Ma or, poi che ad oprare hai volta l'anima,
sperimenta la sorte e la tua possa!
ORESTE:
Lo farò. Ma non è fuor di proposito
chieder perché, da che ragioni spinta,
mandò questi libami, e cosí tardi
volle espiare un lutto immedicabile!
A un insensibil morto mandò queste
miserevoli offerte: or che ne attende?
Troppo è minore dell'offesa il dono!
Tutti i libami della terra versa
pel sangue d'un sol uomo, e invan t'affanni:
è detto antico. - Or se tu sai, favellami.
CORIFEA:
Lo so, figliuolo, ero presente. Un sogno
spinse, con l'ansia del notturno orrore,
l'empia femmina a offrir questi libami.
ORESTE:
Conosci il sogno? Non sapresti dirmelo?
CORIFEA:
Le parve, disse, generare un serpe!
ORESTE:
E qual fine il racconto ebbe, qual esito?
CORIFEA:
Lo ponea nelle fasce, a mo' d'un parvolo.
ORESTE:
Qual cibo diede al mostro pur mo' nato?
CORIFEA:
Sognò che gli porgea le proprie mamme.
ORESTE:
Né il sen feriva l'odïosa fiera?
CORIFEA:
Certo! E col latte sangue a grumi bevve!
ORESTE:
Non andrà sperso vanamente il sogno.
CORIFEA:
Sbigottita dal sonno, ella gridò.
E per la reggia, al grido, molte lampade,
sopite già nell'alta notte, brillano.
Ed ella manda i funebri libami
sperando ch'essi le sue pene tronchino.
ORESTE:
A questa terra e al tumulo del padre
chiedo ch'esito il sogno abbia per me:
e ben mi sembra ch'esso a me s'attagli.
Ché se quel serpe, dallo stesso grembo
ond'io son nato, uscí, se nelle fasce
mie fu ravvolto, e sugge' la mammella
che me nutriva, ed un grumo di sangue
mischiò nel latte, ed essa nel terrore
per lo strazio geme'; conviene adesso
che, come un mostro orrendo ella nutrí,
morte abbia dura: e, come il sogno dice,
io, fatto serpe, morte le darò.
CORIFEA:
E cosí sia! Non io cerco altro interprete
del sogno! Il resto ai fidi tuoi chiarisci:
dove non fare, e dove far conviene.
ORESTE:
Sarà breve discorso. Elèttra in casa
rientri, e voi tacete i miei disegni,
sicché quei due che con la frode uccisero
l'uomo onorato, per la frode muoiano,
presi nel laccio istesso. E cosí pure
predisse Febo, il Nume ambiguo; e mai
per l'innanzi non fu falso profeta.
Dunque, in arnese da viaggio, e simile
a stranïero, sosterò con Pilade
presso la porta della reggia: entrambi
parleremo la lingua del Parnasso,
l'accento imiteremo della Fòcide.
Niun dei custodi ci farà buon viso,
poi che la reggia è asilo ai mali spiriti.

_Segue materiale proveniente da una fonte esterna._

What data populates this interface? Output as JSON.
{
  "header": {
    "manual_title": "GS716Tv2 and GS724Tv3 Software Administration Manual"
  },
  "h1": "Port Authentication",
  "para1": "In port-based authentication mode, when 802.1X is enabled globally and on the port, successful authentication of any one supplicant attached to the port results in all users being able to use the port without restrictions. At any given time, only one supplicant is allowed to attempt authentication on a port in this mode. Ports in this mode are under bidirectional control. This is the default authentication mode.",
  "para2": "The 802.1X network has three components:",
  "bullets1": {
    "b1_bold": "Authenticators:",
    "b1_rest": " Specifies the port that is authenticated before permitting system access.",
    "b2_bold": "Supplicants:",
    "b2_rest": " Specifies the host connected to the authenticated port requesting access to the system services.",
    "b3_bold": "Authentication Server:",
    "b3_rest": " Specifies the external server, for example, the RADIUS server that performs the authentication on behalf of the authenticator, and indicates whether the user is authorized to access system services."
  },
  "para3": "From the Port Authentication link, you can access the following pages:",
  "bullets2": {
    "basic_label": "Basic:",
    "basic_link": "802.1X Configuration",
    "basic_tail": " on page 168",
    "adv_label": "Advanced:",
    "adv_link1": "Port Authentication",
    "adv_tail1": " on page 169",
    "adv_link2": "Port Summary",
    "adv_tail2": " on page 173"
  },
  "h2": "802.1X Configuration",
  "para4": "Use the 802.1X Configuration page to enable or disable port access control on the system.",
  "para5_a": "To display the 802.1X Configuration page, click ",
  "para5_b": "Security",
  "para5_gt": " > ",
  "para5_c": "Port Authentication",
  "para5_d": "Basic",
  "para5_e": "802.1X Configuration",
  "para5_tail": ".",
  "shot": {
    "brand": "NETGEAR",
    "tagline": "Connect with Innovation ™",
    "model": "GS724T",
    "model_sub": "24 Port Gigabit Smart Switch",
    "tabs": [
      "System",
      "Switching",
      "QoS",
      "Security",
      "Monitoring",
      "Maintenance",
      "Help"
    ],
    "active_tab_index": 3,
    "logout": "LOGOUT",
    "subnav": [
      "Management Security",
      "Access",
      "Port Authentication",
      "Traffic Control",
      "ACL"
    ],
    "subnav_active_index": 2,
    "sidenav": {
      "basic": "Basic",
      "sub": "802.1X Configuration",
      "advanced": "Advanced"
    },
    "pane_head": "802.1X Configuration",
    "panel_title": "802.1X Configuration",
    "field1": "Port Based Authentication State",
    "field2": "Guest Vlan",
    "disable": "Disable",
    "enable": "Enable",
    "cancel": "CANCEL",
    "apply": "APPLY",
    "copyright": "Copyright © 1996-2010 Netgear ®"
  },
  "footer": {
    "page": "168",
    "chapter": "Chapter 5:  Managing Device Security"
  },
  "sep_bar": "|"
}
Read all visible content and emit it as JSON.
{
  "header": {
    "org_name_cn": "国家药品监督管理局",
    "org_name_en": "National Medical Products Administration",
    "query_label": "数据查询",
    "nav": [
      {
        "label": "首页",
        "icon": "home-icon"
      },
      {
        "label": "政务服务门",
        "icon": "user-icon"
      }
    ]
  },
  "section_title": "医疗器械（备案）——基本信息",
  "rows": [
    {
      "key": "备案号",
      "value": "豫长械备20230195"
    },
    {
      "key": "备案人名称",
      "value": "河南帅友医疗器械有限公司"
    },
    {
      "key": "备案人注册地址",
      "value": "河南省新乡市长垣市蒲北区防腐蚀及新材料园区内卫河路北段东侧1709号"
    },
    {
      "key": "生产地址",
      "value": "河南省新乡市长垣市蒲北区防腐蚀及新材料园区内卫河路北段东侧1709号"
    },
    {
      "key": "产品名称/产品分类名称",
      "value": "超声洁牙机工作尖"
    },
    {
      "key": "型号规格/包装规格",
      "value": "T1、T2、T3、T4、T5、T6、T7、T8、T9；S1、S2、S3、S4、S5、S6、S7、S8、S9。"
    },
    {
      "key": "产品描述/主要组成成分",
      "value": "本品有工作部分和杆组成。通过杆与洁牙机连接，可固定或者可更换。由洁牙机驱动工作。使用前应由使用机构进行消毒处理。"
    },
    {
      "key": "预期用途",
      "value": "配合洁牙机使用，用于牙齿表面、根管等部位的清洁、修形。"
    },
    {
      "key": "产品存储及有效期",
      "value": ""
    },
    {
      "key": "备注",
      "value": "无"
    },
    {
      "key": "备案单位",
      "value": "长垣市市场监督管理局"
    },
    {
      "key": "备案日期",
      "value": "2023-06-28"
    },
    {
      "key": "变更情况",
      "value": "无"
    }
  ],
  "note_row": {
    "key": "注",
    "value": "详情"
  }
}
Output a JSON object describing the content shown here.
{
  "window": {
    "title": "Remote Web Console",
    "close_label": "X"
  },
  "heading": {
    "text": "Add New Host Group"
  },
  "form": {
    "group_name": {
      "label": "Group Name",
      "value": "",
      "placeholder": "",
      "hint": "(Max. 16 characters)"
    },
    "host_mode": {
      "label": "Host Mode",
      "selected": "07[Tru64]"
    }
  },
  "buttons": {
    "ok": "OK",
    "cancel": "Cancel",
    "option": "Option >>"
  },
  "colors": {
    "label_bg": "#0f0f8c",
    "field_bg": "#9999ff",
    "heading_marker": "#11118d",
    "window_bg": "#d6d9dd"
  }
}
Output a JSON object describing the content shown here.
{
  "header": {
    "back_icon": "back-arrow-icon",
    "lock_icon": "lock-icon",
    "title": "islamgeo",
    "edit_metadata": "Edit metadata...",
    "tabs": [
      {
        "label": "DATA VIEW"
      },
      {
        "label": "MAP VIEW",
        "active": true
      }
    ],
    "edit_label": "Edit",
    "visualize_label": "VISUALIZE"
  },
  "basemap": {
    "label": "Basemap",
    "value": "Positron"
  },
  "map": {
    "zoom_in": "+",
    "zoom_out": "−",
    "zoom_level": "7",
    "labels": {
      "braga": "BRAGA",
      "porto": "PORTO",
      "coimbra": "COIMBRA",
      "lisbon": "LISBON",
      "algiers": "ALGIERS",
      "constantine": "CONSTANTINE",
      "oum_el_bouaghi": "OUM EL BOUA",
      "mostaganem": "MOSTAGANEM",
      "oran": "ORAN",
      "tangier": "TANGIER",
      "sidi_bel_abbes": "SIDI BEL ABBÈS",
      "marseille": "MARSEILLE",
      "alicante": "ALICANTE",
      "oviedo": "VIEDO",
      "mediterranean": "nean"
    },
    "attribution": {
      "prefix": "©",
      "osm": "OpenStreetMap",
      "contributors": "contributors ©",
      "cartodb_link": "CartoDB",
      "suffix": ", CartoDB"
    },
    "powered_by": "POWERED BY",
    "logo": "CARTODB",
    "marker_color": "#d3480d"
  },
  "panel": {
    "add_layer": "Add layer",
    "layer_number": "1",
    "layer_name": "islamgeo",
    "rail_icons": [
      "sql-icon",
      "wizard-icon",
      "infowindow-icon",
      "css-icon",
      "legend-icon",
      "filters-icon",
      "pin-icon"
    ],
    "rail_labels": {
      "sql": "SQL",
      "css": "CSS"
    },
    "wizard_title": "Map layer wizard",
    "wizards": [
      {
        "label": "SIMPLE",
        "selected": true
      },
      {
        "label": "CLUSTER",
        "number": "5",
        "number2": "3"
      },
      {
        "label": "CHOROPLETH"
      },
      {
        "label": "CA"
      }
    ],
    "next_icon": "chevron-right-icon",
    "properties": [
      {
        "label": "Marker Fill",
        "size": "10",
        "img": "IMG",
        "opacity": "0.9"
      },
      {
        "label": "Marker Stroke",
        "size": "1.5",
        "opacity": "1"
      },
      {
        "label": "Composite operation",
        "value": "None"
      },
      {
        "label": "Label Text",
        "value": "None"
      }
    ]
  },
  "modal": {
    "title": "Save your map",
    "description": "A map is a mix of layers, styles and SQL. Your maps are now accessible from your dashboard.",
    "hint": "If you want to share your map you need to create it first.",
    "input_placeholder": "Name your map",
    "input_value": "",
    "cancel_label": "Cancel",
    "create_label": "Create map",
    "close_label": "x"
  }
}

Rimarremo cosí, fin che, qualcuno
giunga presso la reggia, e qui ci scorga,
e dica: «Egisto sa che giunto è un ospite,
e lo respinge dalle porte? Come?».
Or, se le soglia della porta io varco,
e sul trono di mio padre lo colgo,
o se, venendo contro me, mi volge
una parola, o gli occhi su me gitta,
prima che dica: - Donde, ospite, giungi? -
lo colpirò con la veloce spada,
morto lo stenderò. Berrà l'Erinni
da questa terra rossa, un pretto sangue,
la sua sete di sangue estinguerà!
(Ad Elèttra)
Or nella casa veglia tu, ché tutto
all'esito concorra. E voi, sappiate
con opportuno labbro, ora tacere,
or favellare, al punto giusto. Il resto
lo rimetto ad Apollo. Egli m'assista
che m'indusse alla lotta e allo sterminio.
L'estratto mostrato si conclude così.